We would like to introduce you to Anne Alexander, a fantastically experienced and accredited Hand and Upper Limb Specialist Physiotherapist.   Anne, when and why did you specialise in Hand and Upper Limb Physiotherapy?

When I was a student my final placement was in a hand therapy department and I was instantly fascinated by the complexity of a part of the body I had taken for granted. I took a job in the hand therapy outpatient department at the Nuffield Orthopaedic Centre and, following my MSc, a promotion to the hand and plastic surgery department at the John Radcliffe Hospital in 2007. Since then I have become more specialised in the area of hand and arm injuries, particularly with respect to complex multi-pathology injuries to the upper limb and brachial plexus (complex nerve injuries) and their rehabilitation. I am still fascinated by this area of the body and continue to learn about advances in assessment and treatment for both simple and complex problems.

Can you tell us a little bit about who would benefit from being seen by a Hand Therapist and what a session may involve?

If you have a hand, arm or shoulder problem this can impact on your function. You may not notice at first as the body is amazingly adaptable, however at some point it will reach its limits and then the problem really starts. If something is a niggle, or stopping you doing something you enjoy, do come and let us assess you, as together we can hopefully stop a little problem from becoming a bigger problem which might take longer to improve.
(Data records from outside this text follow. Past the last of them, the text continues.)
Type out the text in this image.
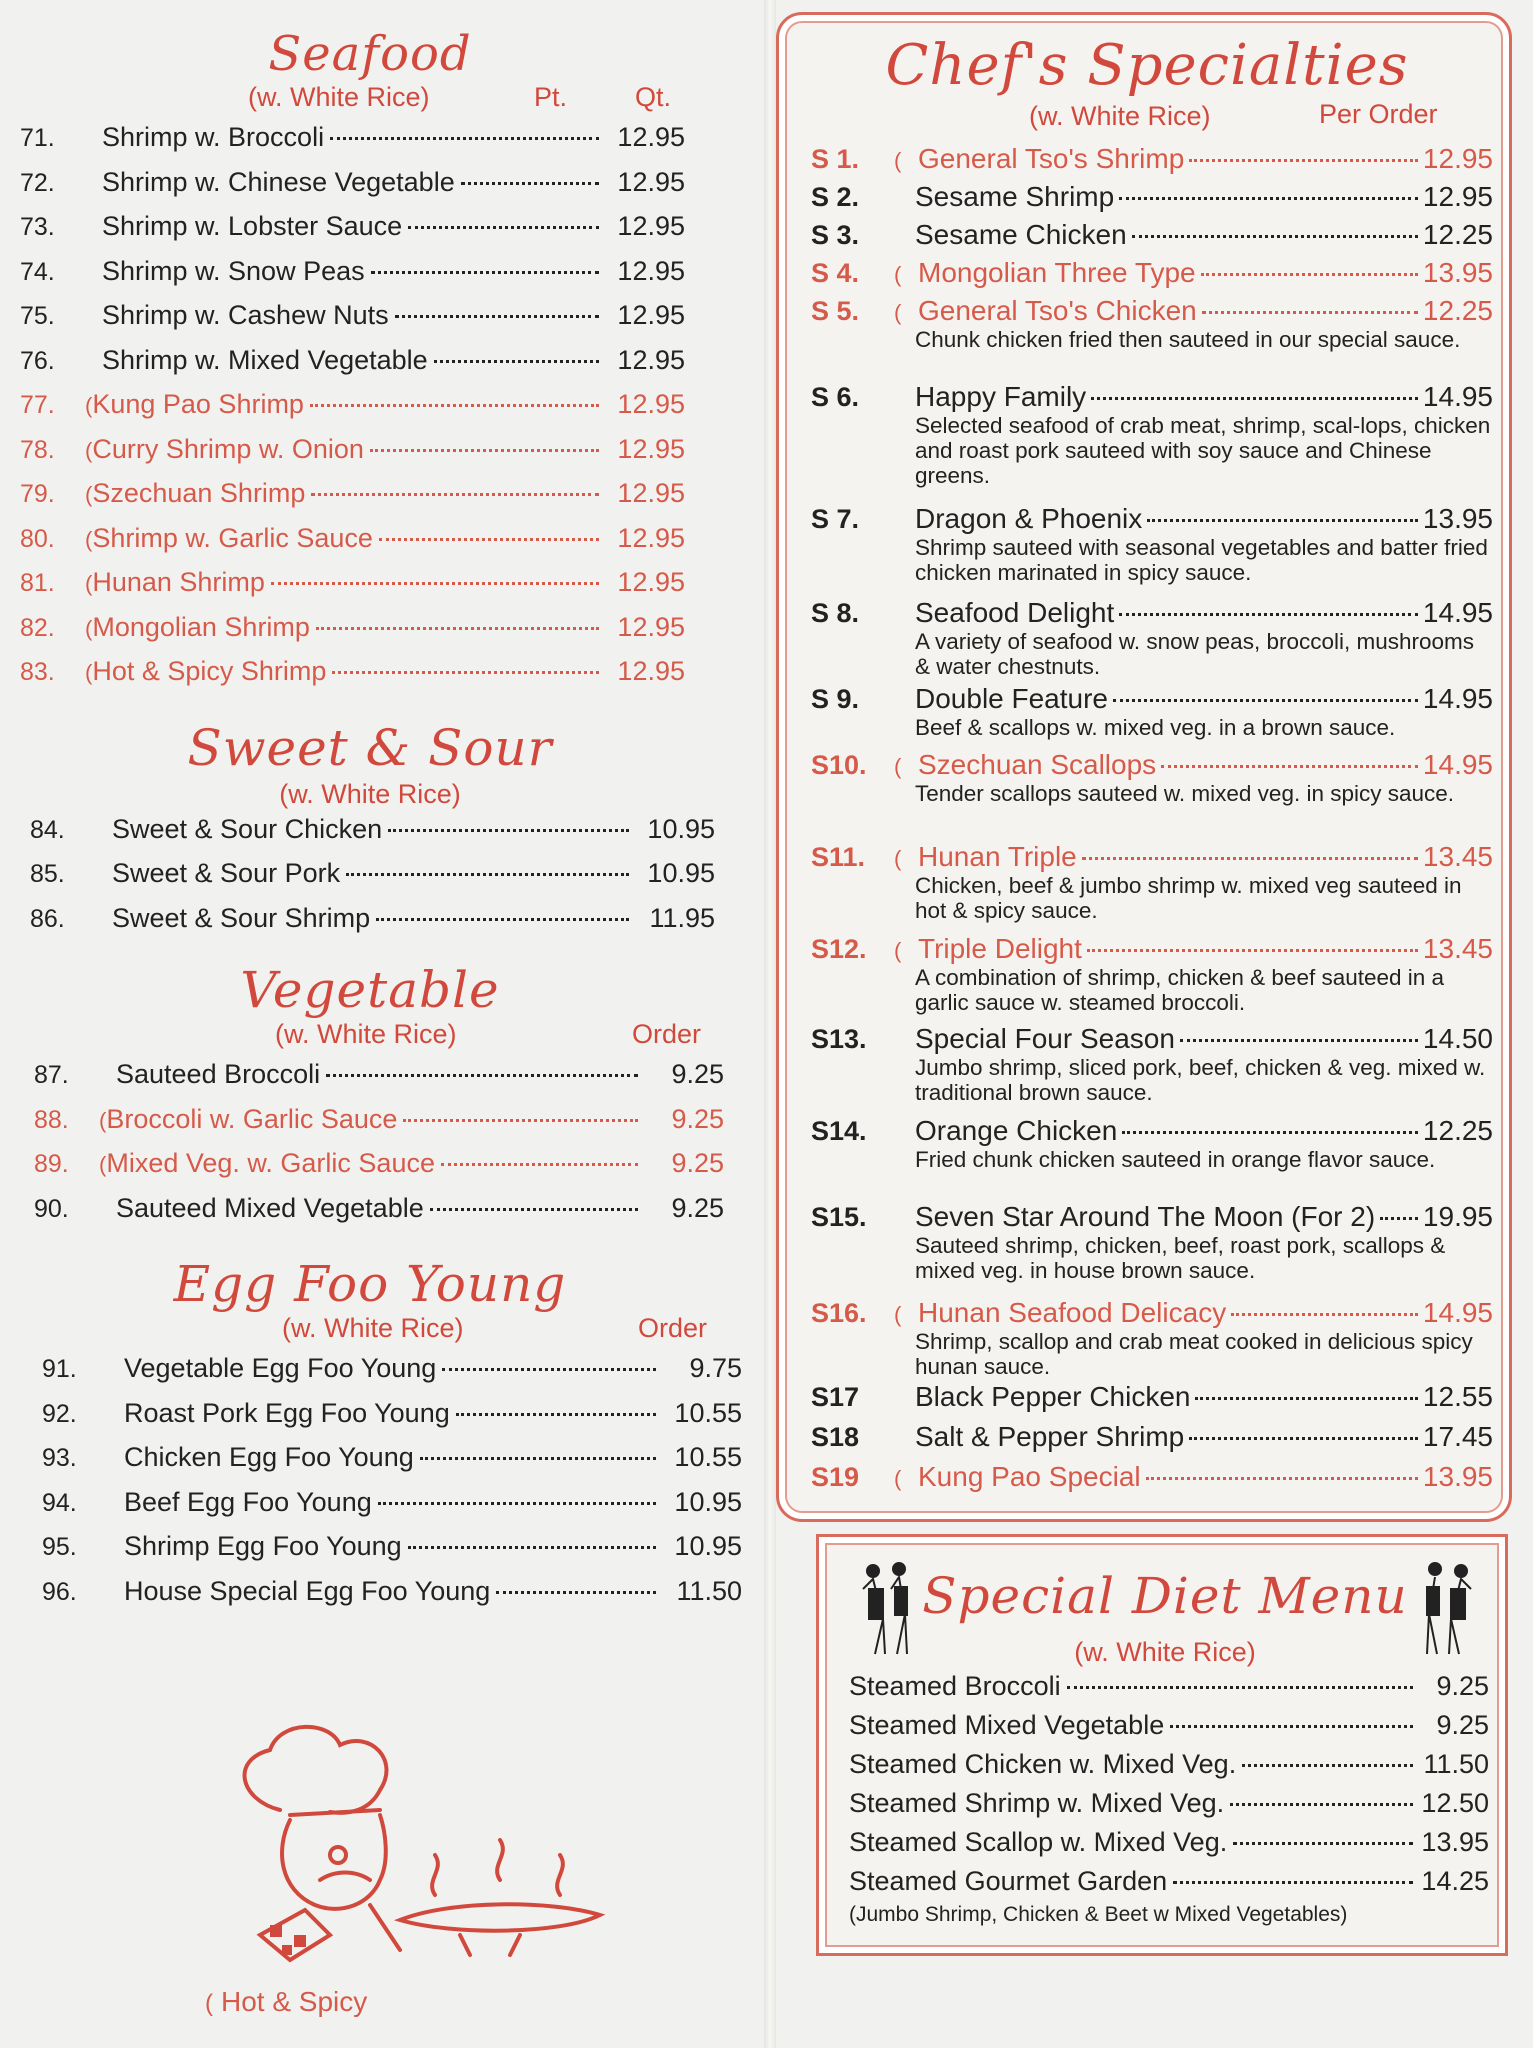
Seafood
(w. White Rice)	Pt.	Qt.
71.	Shrimp w. Broccoli	12.95
72.	Shrimp w. Chinese Vegetable	12.95
73.	Shrimp w. Lobster Sauce	12.95
74.	Shrimp w. Snow Peas	12.95
75.	Shrimp w. Cashew Nuts	12.95
76.	Shrimp w. Mixed Vegetable	12.95
77.	( Kung Pao Shrimp	12.95
78.	( Curry Shrimp w. Onion	12.95
79.	( Szechuan Shrimp	12.95
80.	( Shrimp w. Garlic Sauce	12.95
81.	( Hunan Shrimp	12.95
82.	( Mongolian Shrimp	12.95
83.	( Hot & Spicy Shrimp	12.95
Sweet & Sour
(w. White Rice)
84.	Sweet & Sour Chicken	10.95
85.	Sweet & Sour Pork	10.95
86.	Sweet & Sour Shrimp	11.95
Vegetable
(w. White Rice)	Order
87.	Sauteed Broccoli	9.25
88.	( Broccoli w. Garlic Sauce	9.25
89.	( Mixed Veg. w. Garlic Sauce	9.25
90.	Sauteed Mixed Vegetable	9.25
Egg Foo Young
(w. White Rice)	Order
91.	Vegetable Egg Foo Young	9.75
92.	Roast Pork Egg Foo Young	10.55
93.	Chicken Egg Foo Young	10.55
94.	Beef Egg Foo Young	10.95
95.	Shrimp Egg Foo Young	10.95
96.	House Special Egg Foo Young	11.50
( Hot & Spicy
Chef's Specialties
(w. White Rice)	Per Order
S 1.	( General Tso's Shrimp	12.95
S 2.	Sesame Shrimp	12.95
S 3.	Sesame Chicken	12.25
S 4.	( Mongolian Three Type	13.95
S 5.	( General Tso's Chicken	12.25
Chunk chicken fried then sauteed in our special sauce.
S 6.	Happy Family	14.95
Selected seafood of crab meat, shrimp, scal-lops, chicken and roast pork sauteed with soy sauce and Chinese greens.
S 7.	Dragon & Phoenix	13.95
Shrimp sauteed with seasonal vegetables and batter fried chicken marinated in spicy sauce.
S 8.	Seafood Delight	14.95
A variety of seafood w. snow peas, broccoli, mushrooms & water chestnuts.
S 9.	Double Feature	14.95
Beef & scallops w. mixed veg. in a brown sauce.
S10.	( Szechuan Scallops	14.95
Tender scallops sauteed w. mixed veg. in spicy sauce.
S11.	( Hunan Triple	13.45
Chicken, beef & jumbo shrimp w. mixed veg sauteed in hot & spicy sauce.
S12.	( Triple Delight	13.45
A combination of shrimp, chicken & beef sauteed in a garlic sauce w. steamed broccoli.
S13.	Special Four Season	14.50
Jumbo shrimp, sliced pork, beef, chicken & veg. mixed w. traditional brown sauce.
S14.	Orange Chicken	12.25
Fried chunk chicken sauteed in orange flavor sauce.
S15.	Seven Star Around The Moon (For 2) 19.95
Sauteed shrimp, chicken, beef, roast pork, scallops & mixed veg. in house brown sauce.
S16.	( Hunan Seafood Delicacy	14.95
Shrimp, scallop and crab meat cooked in delicious spicy hunan sauce.
S17	Black Pepper Chicken	12.55
S18	Salt & Pepper Shrimp	17.45
S19	( Kung Pao Special	13.95
Special Diet Menu
(w. White Rice)
Steamed Broccoli	9.25
Steamed Mixed Vegetable	9.25
Steamed Chicken w. Mixed Veg.	11.50
Steamed Shrimp w. Mixed Veg.	12.50
Steamed Scallop w. Mixed Veg.	13.95
Steamed Gourmet Garden	14.25
(Jumbo Shrimp, Chicken & Beet w Mixed Vegetables)
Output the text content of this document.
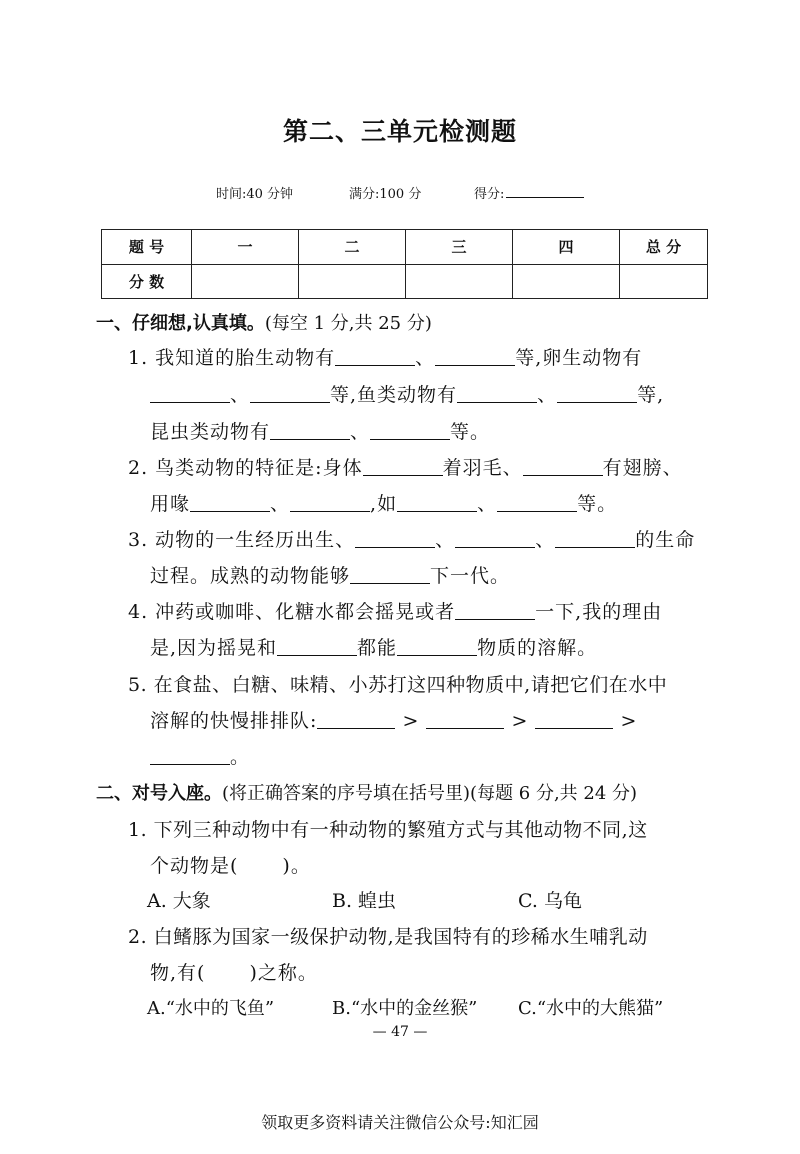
第二、三单元检测题
时间:40 分钟	满分:100 分	得分:
题 号	一	二	三	四	总 分
分 数					
一、仔细想,认真填。(每空 1 分,共 25 分)
1. 我知道的胎生动物有	、	等,卵生动物有
、	等,鱼类动物有	、	等,
昆虫类动物有	、	等。
2. 鸟类动物的特征是:身体	着羽毛、	有翅膀、
用喙	、	,如	、	等。
3. 动物的一生经历出生、	、	、	的生命
过程。成熟的动物能够	下一代。
4. 冲药或咖啡、化糖水都会摇晃或者	一下,我的理由
是,因为摇晃和	都能	物质的溶解。
5. 在食盐、白糖、味精、小苏打这四种物质中,请把它们在水中
溶解的快慢排排队:	>	>	>
。
二、对号入座。(将正确答案的序号填在括号里)(每题 6 分,共 24 分)
1. 下列三种动物中有一种动物的繁殖方式与其他动物不同,这
个动物是( )。
A. 大象	B. 蝗虫	C. 乌龟
2. 白鳍豚为国家一级保护动物,是我国特有的珍稀水生哺乳动
物,有( )之称。
A.“水中的飞鱼”	B.“水中的金丝猴” C.“水中的大熊猫”
— 47 —
领取更多资料请关注微信公众号:知汇园
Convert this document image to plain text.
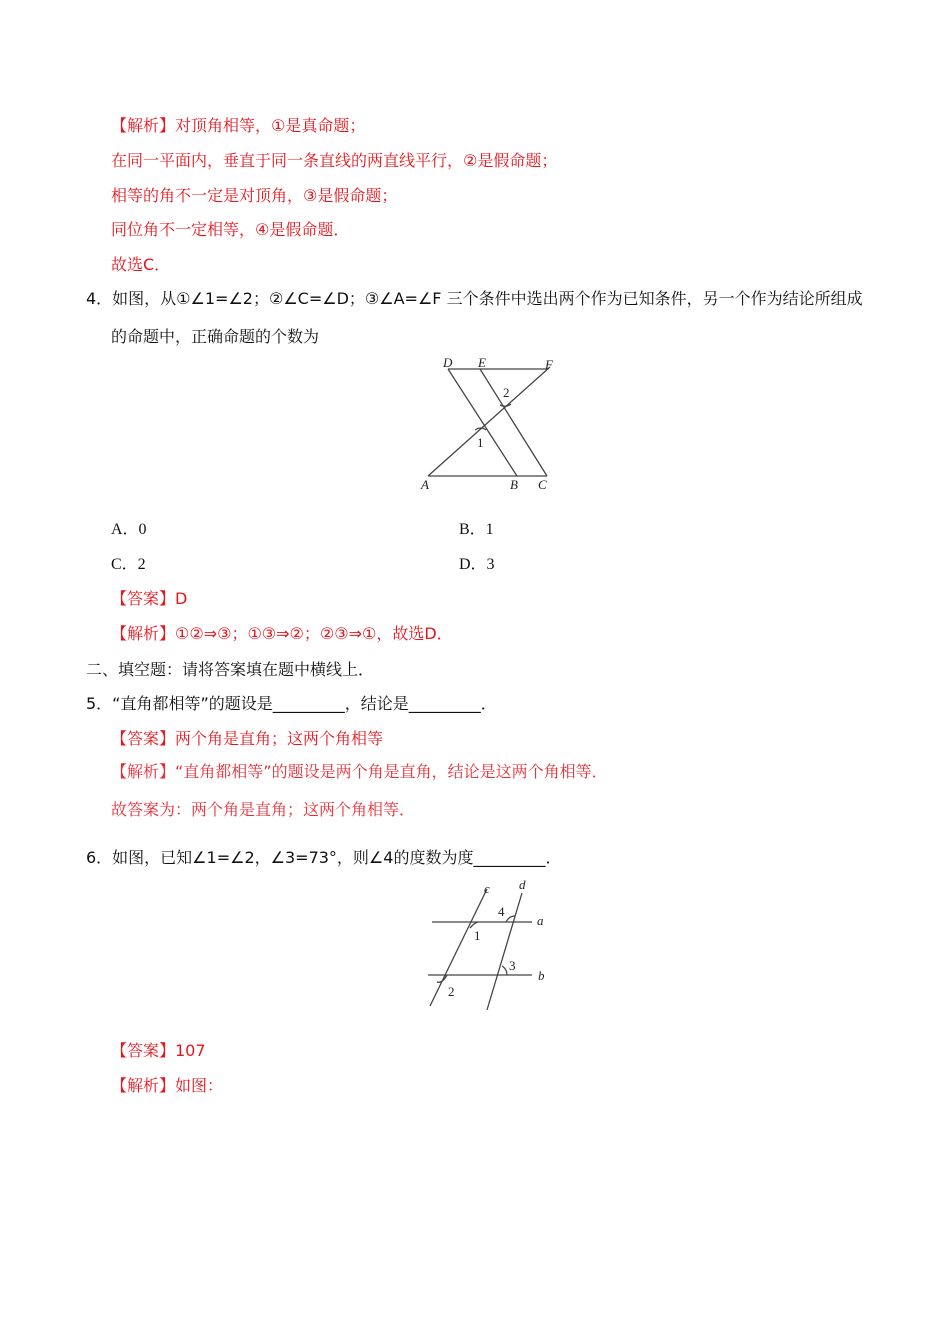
【解析】对顶角相等，①是真命题；
在同一平面内，垂直于同一条直线的两直线平行，②是假命题；
相等的角不一定是对顶角，③是假命题；
同位角不一定相等，④是假命题．
故选C．
4．如图，从①∠1=∠2；②∠C=∠D；③∠A=∠F 三个条件中选出两个作为已知条件，另一个作为结论所组成
的命题中，正确命题的个数为
D E	F
A	B C
1
2
c d
a
b
1
2
3
4
A．0	B．1
C．2	D．3
【答案】D
【解析】①②⇒③；①③⇒②；②③⇒①，故选D．
二、填空题：请将答案填在题中横线上．
5．“直角都相等”的题设是_________，结论是_________．
【答案】两个角是直角；这两个角相等
【解析】“直角都相等”的题设是两个角是直角，结论是这两个角相等．
故答案为：两个角是直角；这两个角相等．
6．如图，已知∠1=∠2，∠3=73°，则∠4的度数为度_________．
【答案】107
【解析】如图：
When you come to see myself or my team we will complete a verbal assessment where we get an idea about the nature of the problem and the impact it is having on your life and function. We ask more general questions about your health, occupation / daily life and hobbies you may have. We would then complete an objective assessment where we test things like range of movement (looking at how you move as well as how far), power in the movement as well as grip and pinch strength if appropriate. If needed we may look at the nerve function and sensation. We do not try to make things painful but sometimes we may ask you to show us something which could be painful. We ask that you tell us if you are worried about doing something.

Following all this we will hopefully be able to tell you about what the problem is and what we can do to help. Sometimes this isn’t possible and we may need to ask for some investigations or do some more assessment ourselves. At the end of the session you will be given a short programme of something(s) to do at home to start to help the problem yourself. This might be movement exercises, strengthening or advice about activity modification.

We can make splints in the appointment if you need support / protection or advise you about off the shelf splints if required.

It sounds like you can make a fantastic difference to people’s everyday lives?

Our hands are not just a tool to do things, they are so much more than that. They can be used to show you love someone (holding hands), to relax someone who is ill (stroking a child’s forehead), that you are angry, animated or excited. The psychological overlay of a hand or upper limb problem is more pronounced than any other area of the body so helping someone regain this function has wider positive repercussions on the person as a whole. It is extremely rewarding.

If you had any advice for those who may be experiencing hand or wrist pain, what would that be?

Please don’t leave it too long before you seek advice. See your GP or book an appointment with one of our specialist hand therapists who can assess you, advise and treat you, to get you back to your everyday function as quickly as possible.